Bruxism is a particularly common aggravator. Chronic grinding forces the lateral pterygoid to work overtime, especially during sleep when you have no conscious control over jaw tension. This sustained overuse can create painful trigger points within the muscle. Botulinum toxin injections have been used to treat both chronic bruxism and painful trigger points in the jaw muscles, though a Cochrane review found the evidence for pain relief specifically in myofascial cases remains inconclusive.

How It’s Examined

The lateral pterygoid’s deep position makes it one of the harder muscles to assess. It cannot be felt from the outside of the face. Clinicians examine it through intraoral palpation, reaching a gloved finger along the inside of the cheek behind the upper molars toward the back of the mouth. A cadaver study confirmed that direct digital contact with the muscle is possible using this approach, but success depends heavily on the examiner knowing the exact anatomy and palpation pathway.
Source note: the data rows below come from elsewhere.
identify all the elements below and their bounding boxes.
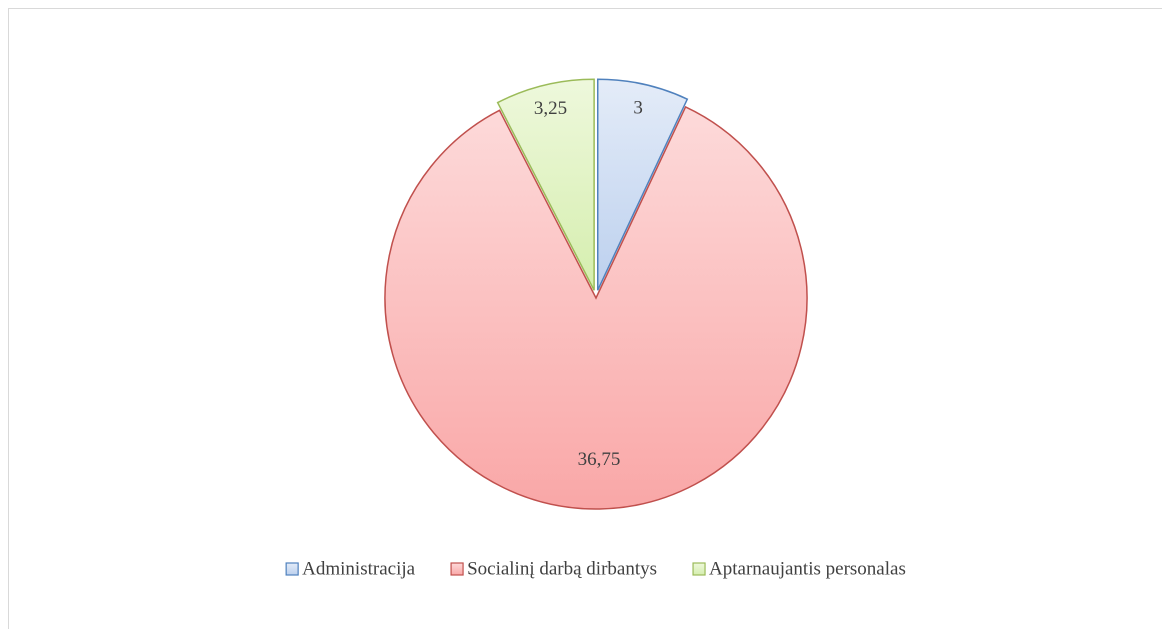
data-label: 3,25 [534,98,567,119]
data-label: 36,75 [578,449,621,470]
data-label: 3 [633,97,643,118]
pie-slice [496,78,595,291]
legend-label: Socialinį darbą dirbantys [467,558,657,579]
legend-label: Administracija [302,558,415,579]
chart-frame [8,8,1162,629]
legend-swatch [450,562,464,576]
legend-swatch [285,562,299,576]
legend-swatch [692,562,706,576]
pie-slice [384,105,808,510]
legend-label: Aptarnaujantis personalas [709,558,906,579]
pie-slice [596,78,689,291]
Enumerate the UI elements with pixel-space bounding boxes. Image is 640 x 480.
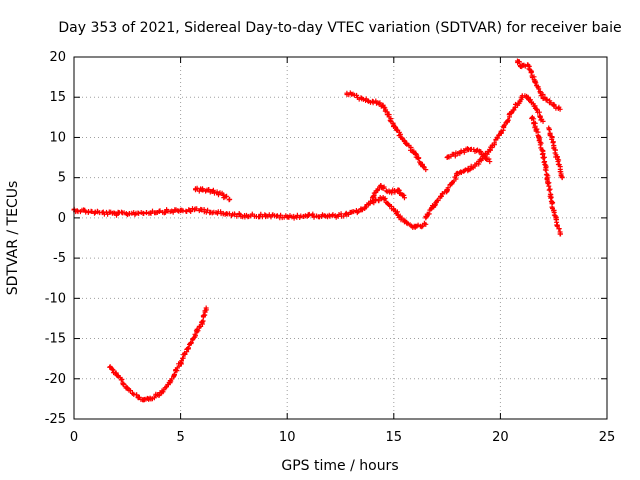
- series-segment-1: [344, 90, 429, 173]
- x-tick-label: 20: [492, 430, 509, 445]
- plot-frame: [73, 56, 608, 420]
- x-tick-label: 10: [279, 430, 296, 445]
- x-tick-label: 25: [599, 430, 616, 445]
- y-tick-label: 15: [49, 90, 66, 105]
- series-descent: [529, 114, 563, 237]
- y-tick-label: 5: [58, 171, 66, 186]
- chart-title: Day 353 of 2021, Sidereal Day-to-day VTE…: [58, 20, 621, 36]
- series-segment-4: [193, 185, 233, 203]
- x-tick-label: 0: [70, 430, 78, 445]
- x-axis-label: GPS time / hours: [281, 458, 398, 474]
- y-tick-label: 10: [49, 130, 66, 145]
- series-rise: [423, 93, 546, 221]
- series-trace: [529, 115, 563, 237]
- series-trace: [193, 185, 232, 203]
- series-trace: [344, 90, 427, 170]
- series-segment-6: [444, 146, 493, 165]
- grid-layer: [74, 57, 607, 419]
- series-segment-5: [369, 183, 407, 201]
- series-dip-curve: [107, 305, 209, 403]
- y-tick-label: -5: [53, 251, 66, 266]
- y-axis-label: SDTVAR / TECUs: [5, 181, 21, 296]
- series-baseline: [71, 195, 429, 231]
- y-tick-label: -10: [45, 291, 66, 306]
- y-tick-label: -25: [45, 412, 66, 427]
- x-tick-label: 15: [386, 430, 403, 445]
- data-point: [401, 195, 407, 201]
- series-trace: [107, 307, 209, 403]
- y-tick-label: -20: [45, 372, 66, 387]
- series-trace: [444, 146, 492, 162]
- series-trace: [423, 93, 545, 220]
- series-trace: [515, 59, 562, 111]
- x-tick-label: 5: [176, 430, 184, 445]
- tick-layer: 0 5 10 15 20 25 -25 -20 -15 -10 -5 0 5 10 15 20: [45, 50, 616, 445]
- data-layer: [71, 58, 565, 403]
- series-trace: [546, 125, 565, 180]
- series-segment-3: [546, 125, 565, 181]
- y-tick-label: 20: [49, 50, 66, 65]
- y-tick-label: -15: [45, 332, 66, 347]
- series-trace: [71, 195, 427, 230]
- data-point: [487, 159, 493, 165]
- series-trace: [370, 183, 407, 201]
- series-segment-2: [514, 58, 563, 112]
- y-tick-label: 0: [58, 211, 66, 226]
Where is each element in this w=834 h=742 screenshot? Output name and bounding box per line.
During the exam, the muscle is easiest to feel when the jaw moves toward the same side (which relaxes the muscle on that side) and when opening and closing the mouth (which contracts it). Tenderness during palpation, especially if it reproduces your familiar pain, points toward the lateral pterygoid as a source. Imaging such as MRI can also reveal disc displacement or inflammation in the joint area when the clinical picture is unclear.

Nerve Supply

The lateral pterygoid is controlled by a dedicated nerve branch that comes off the mandibular division of the trigeminal nerve, the fifth cranial nerve responsible for sensation in your face and motor control of your chewing muscles. The nerve to the lateral pterygoid is actually a paired nerve, with one branch supplying each head independently. This separate wiring aligns with the fact that the two heads activate at different times during the chewing cycle. Damage or irritation to this nerve branch, whether from trauma, surgery, or compression, can impair the muscle’s ability to coordinate jaw movement properly.